Biorthogonal polynomials related to quantum transport theory of disordered wires

TL;DR

This paper studies the asymptotic behavior of biorthogonal polynomials linked to quantum transport in disordered wires, proving universality results and confirming physical predictions through rigorous mathematical analysis.

Contribution

It introduces a new asymptotic analysis of biorthogonal polynomials in a quantum wire model, establishing universality and physical laws with rigorous proofs.

Findings

Proves sine universality for the correlation kernel in the bulk.

Establishes a central limit theorem for linear statistics.

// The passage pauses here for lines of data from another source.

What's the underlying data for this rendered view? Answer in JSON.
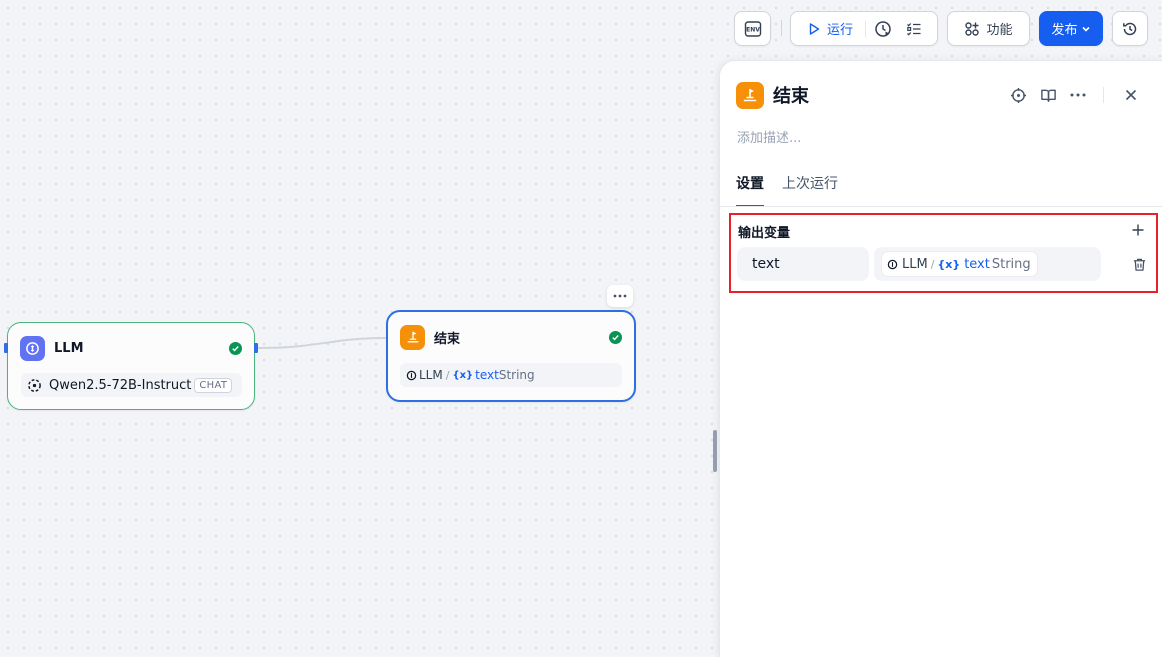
{
  "toolbar": {
    "env_label": "ENV",
    "run_label": "运行",
    "func_label": "功能",
    "publish_label": "发布"
  },
  "nodes": {
    "llm": {
      "title": "LLM",
      "model": "Qwen2.5-72B-Instruct",
      "mode_badge": "CHAT"
    },
    "end": {
      "title": "结束",
      "var_source": "LLM",
      "separator": "/",
      "var_brace": "{x}",
      "var_name": "text",
      "var_type": "String"
    }
  },
  "panel": {
    "title": "结束",
    "description_placeholder": "添加描述...",
    "tabs": [
      {
        "label": "设置",
        "active": true
      },
      {
        "label": "上次运行",
        "active": false
      }
    ],
    "output_vars": {
      "section_label": "输出变量",
      "rows": [
        {
          "name": "text",
          "source": "LLM",
          "separator": "/",
          "brace": "{x}",
          "var": "text",
          "type": "String"
        }
      ]
    }
  },
  "colors": {
    "accent": "#155eef",
    "success": "#079455",
    "end_node": "#f79009",
    "llm_node": "#6172f3",
    "highlight": "#e5222c"
  }
}
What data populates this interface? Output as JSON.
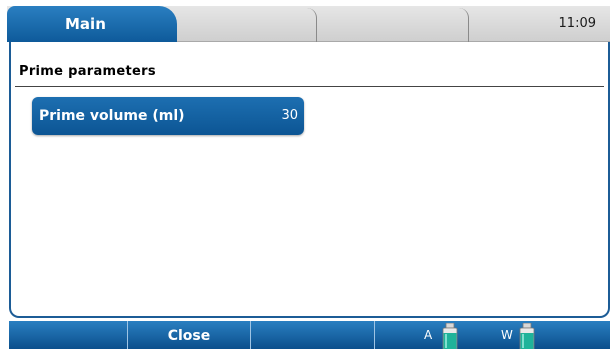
{
  "header": {
    "tabs": [
      {
        "label": "Main",
        "active": true
      },
      {
        "label": "",
        "active": false
      },
      {
        "label": "",
        "active": false
      },
      {
        "label": "",
        "active": false
      }
    ],
    "time": "11:09"
  },
  "panel": {
    "title": "Prime parameters",
    "parameters": [
      {
        "label": "Prime volume (ml)",
        "value": "30"
      }
    ]
  },
  "toolbar": {
    "buttons": [
      {
        "label": ""
      },
      {
        "label": "Close"
      },
      {
        "label": ""
      }
    ],
    "bottles": [
      {
        "label": "A",
        "icon": "bottle-icon"
      },
      {
        "label": "W",
        "icon": "bottle-icon"
      }
    ]
  },
  "colors": {
    "accent": "#0e5a9a",
    "tab_bar": "#d9d9d9",
    "bottle_fill": "#1fb39a"
  }
}
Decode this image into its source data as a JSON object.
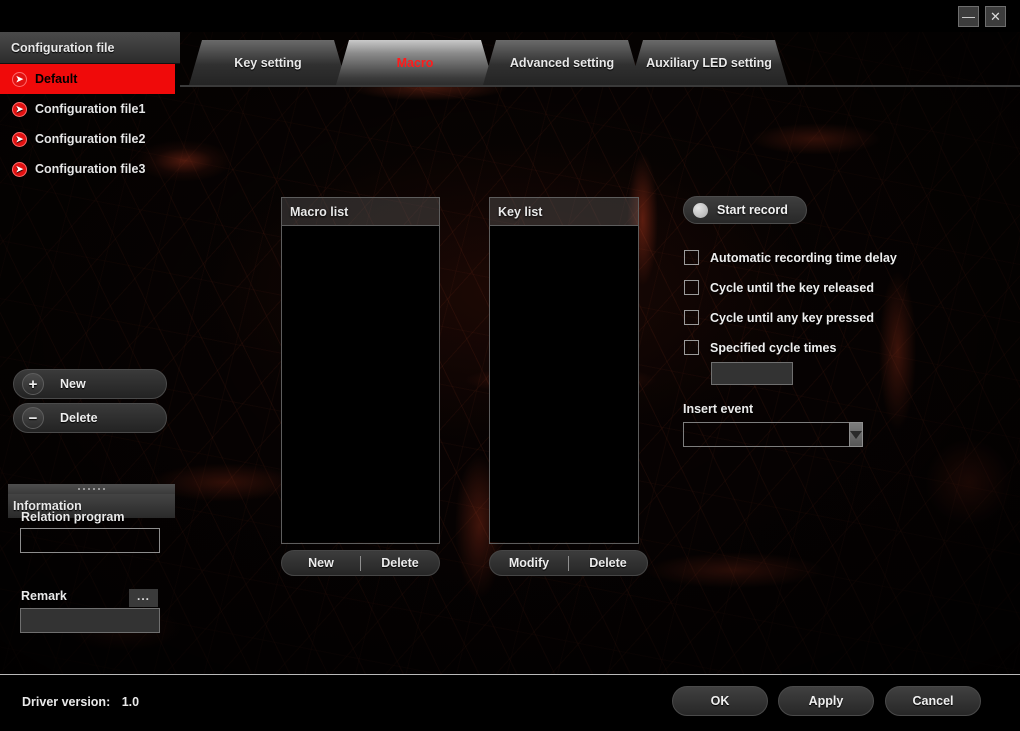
{
  "window": {
    "minimize_label": "—",
    "close_label": "✕"
  },
  "sidebar": {
    "header": "Configuration file",
    "items": [
      {
        "label": "Default",
        "icon": "config-profile-icon",
        "active": true
      },
      {
        "label": "Configuration file1",
        "icon": "config-profile-icon",
        "active": false
      },
      {
        "label": "Configuration file2",
        "icon": "config-profile-icon",
        "active": false
      },
      {
        "label": "Configuration file3",
        "icon": "config-profile-icon",
        "active": false
      }
    ],
    "new_label": "New",
    "new_icon": "plus-icon",
    "delete_label": "Delete",
    "delete_icon": "minus-icon",
    "information_header": "Information",
    "relation_program_label": "Relation program",
    "relation_program_value": "",
    "browse_label": "...",
    "remark_label": "Remark",
    "remark_value": ""
  },
  "tabs": [
    {
      "label": "Key setting",
      "active": false
    },
    {
      "label": "Macro",
      "active": true
    },
    {
      "label": "Advanced setting",
      "active": false
    },
    {
      "label": "Auxiliary LED setting",
      "active": false
    }
  ],
  "macro_panel": {
    "macro_list": {
      "title": "Macro list",
      "items": [],
      "new_label": "New",
      "delete_label": "Delete"
    },
    "key_list": {
      "title": "Key list",
      "items": [],
      "modify_label": "Modify",
      "delete_label": "Delete"
    },
    "record": {
      "label": "Start record",
      "indicator_icon": "record-dot-icon"
    },
    "options": [
      {
        "label": "Automatic recording time delay",
        "checked": false
      },
      {
        "label": "Cycle until the key released",
        "checked": false
      },
      {
        "label": "Cycle until any key pressed",
        "checked": false
      },
      {
        "label": "Specified cycle times",
        "checked": false
      }
    ],
    "cycle_times_value": "",
    "insert_event": {
      "label": "Insert event",
      "value": "",
      "arrow_icon": "chevron-down-icon"
    }
  },
  "footer": {
    "driver_version_label": "Driver version:",
    "driver_version_value": "1.0",
    "ok_label": "OK",
    "apply_label": "Apply",
    "cancel_label": "Cancel"
  },
  "colors": {
    "accent_red": "#f00a0a",
    "active_tab_text": "#ff1b1b",
    "background": "#000000"
  }
}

Confirms Ohm's law and conductance fluctuations in disordered wires.

Abstract

We consider the Plancherel-Rotach type asymptotics of the biorthogonal polynomials associated to the biorthogonal ensemble with the joint probability density function \begin{equation*} \frac{1}{C} \prod_{1 \leq i < j \leq n} (\lambda_j -\lambda_i)(f(\lambda_j) - f(\lambda_i)) \prod^n_{j = 1} W^{(n)}_{\alpha}(\lambda_j) d\lambda_j, \end{equation*} where \begin{align*} f(x) = {}& \sinh^2(\sqrt{x}), & W^{(n)}_{\alpha}(x) = {}& x^{\alpha} h(x) e^{-nV(x)}. \end{align*} In the special case that the potential function $V$ is linear, this biorthogonal ensemble arises in the quantum transport theory of disordered wires. We analyze the asymptotic problem via $2$-component vector-valued Riemann-Hilbert problems, and solve it under the one-cut regular with a hard edge condition. We use the asymptotics of biorthogonal polynomials to establish sine universality for the correlation kernel in the bulk, and provide a central limit theorem with a specific variance for holomorphic linear statistics. As an application of our theories, we establish the Ohm's law (1.12) and universal conductance fluctuation (1.13) for the disordered wire model, thereby rigorously confirming predictions from experimental physics [Washburn-Webb86].